HEADT Centre Book Release: Quantifying Research Integrity. Synthesis Lectures on Information Concepts, Retrieval and Services

Institutions typically treat research integrity violations as black and white, right or wrong. The result is that the wide range of grayscale nuances that separate accident, carelessness, and bad practice from deliberate fraud and malpractice often get lost. This lecture looks at how to quantify the grayscale range in three kinds of research integrity violations: plagiarism, data falsification, and image manipulation.

Quantification works best with plagiarism, because the essential one-to-one matching algorithms are well known and established tools for detecting when matches exist. Questions remain, however, of how many matching words of what kind in what location in which discipline constitute reasonable suspicion of fraudulent intent. Different disciplines take different perspectives on quantity and location. Quantification is harder with data falsification, because the original data are often not available, and because experimental replication remains surprisingly difficult. The same is true with image manipulation, where tools exist for detecting certain kinds of manipulations, but where the tools are also easily defeated.

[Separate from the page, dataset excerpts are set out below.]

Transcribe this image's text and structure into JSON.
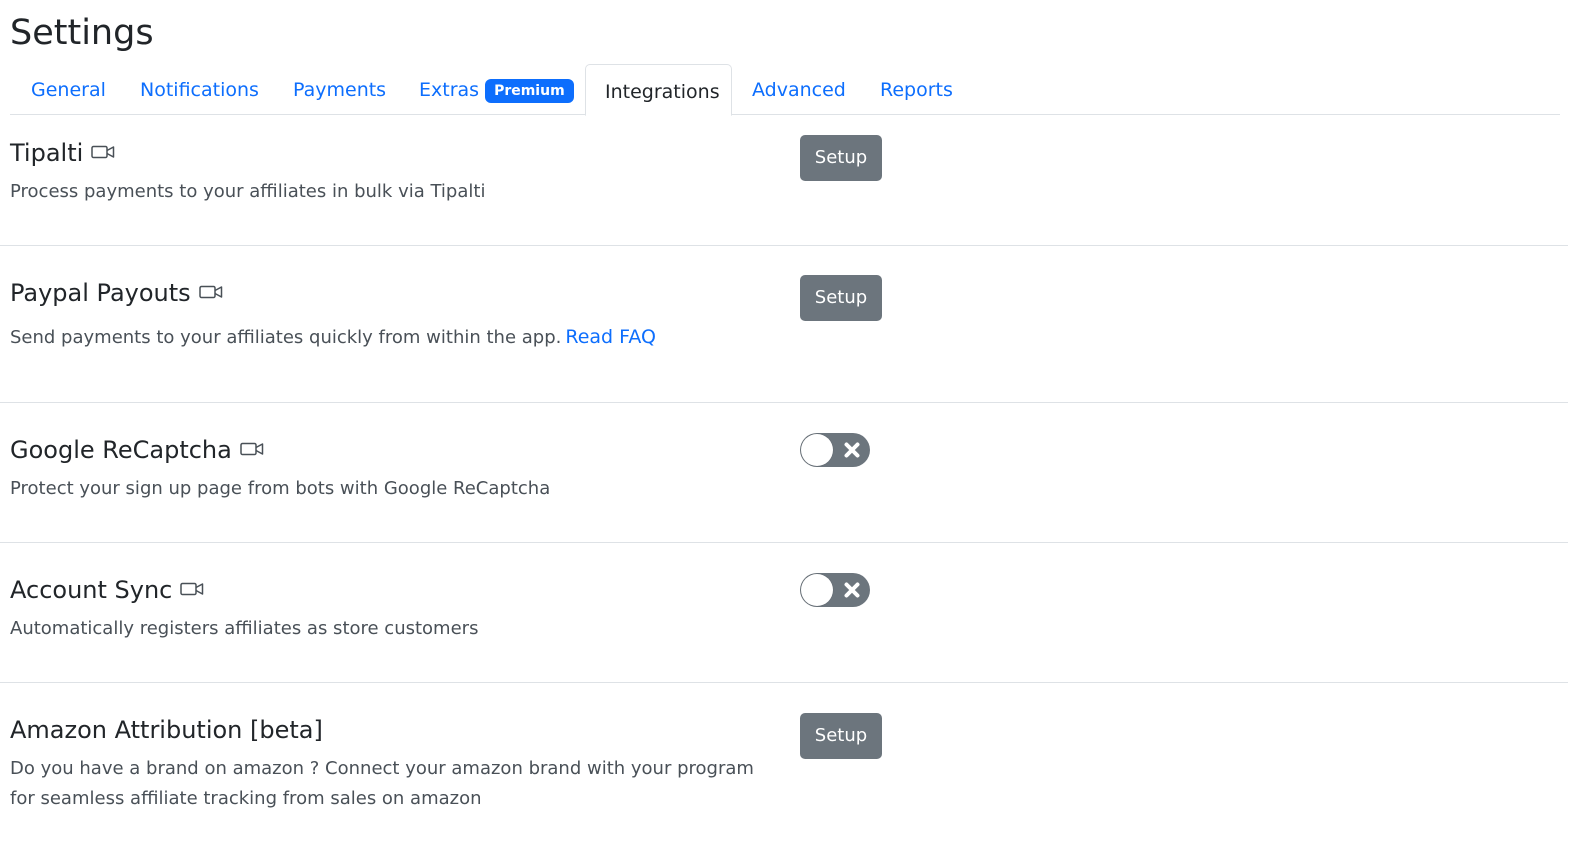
{
  "page": {
    "title": "Settings"
  },
  "tabs": [
    {
      "label": "General",
      "active": false
    },
    {
      "label": "Notifications",
      "active": false
    },
    {
      "label": "Payments",
      "active": false
    },
    {
      "label": "Extras",
      "badge": "Premium",
      "active": false
    },
    {
      "label": "Integrations",
      "active": true
    },
    {
      "label": "Advanced",
      "active": false
    },
    {
      "label": "Reports",
      "active": false
    }
  ],
  "integrations": [
    {
      "title": "Tipalti",
      "icon": "video-camera-icon",
      "description": "Process payments to your affiliates in bulk via Tipalti",
      "control": "button",
      "button_label": "Setup"
    },
    {
      "title": "Paypal Payouts",
      "icon": "video-camera-icon",
      "description": "Send payments to your affiliates quickly from within the app.",
      "link_text": "Read FAQ",
      "control": "button",
      "button_label": "Setup"
    },
    {
      "title": "Google ReCaptcha",
      "icon": "video-camera-icon",
      "description": "Protect your sign up page from bots with Google ReCaptcha",
      "control": "toggle",
      "enabled": false
    },
    {
      "title": "Account Sync",
      "icon": "video-camera-icon",
      "description": "Automatically registers affiliates as store customers",
      "control": "toggle",
      "enabled": false
    },
    {
      "title": "Amazon Attribution [beta]",
      "description": "Do you have a brand on amazon ? Connect your amazon brand with your program for seamless affiliate tracking from sales on amazon",
      "control": "button",
      "button_label": "Setup"
    }
  ],
  "colors": {
    "link": "#0d6efd",
    "badge": "#0d6efd",
    "button": "#6c757d",
    "toggle_off": "#6c757d"
  }
}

This lecture looks at how to prevent violations of research integrity from a pragmatic viewpoint, and at what steps can institutions and publishers take to discourage problems beyond the usual ethical admonitions. There are no simple answers, but two measures can help: the systematic use of detection tools and requiring original data and images. These alone do not suffice, but they represent a start.

The scholarly community needs a better awareness of the complexity of research integrity decisions. Only an open and wide-spread international discussion can bring about a consensus on where the boundary lines are and when grayscale problems shade into black. One goal of this work is to move that discussion forward.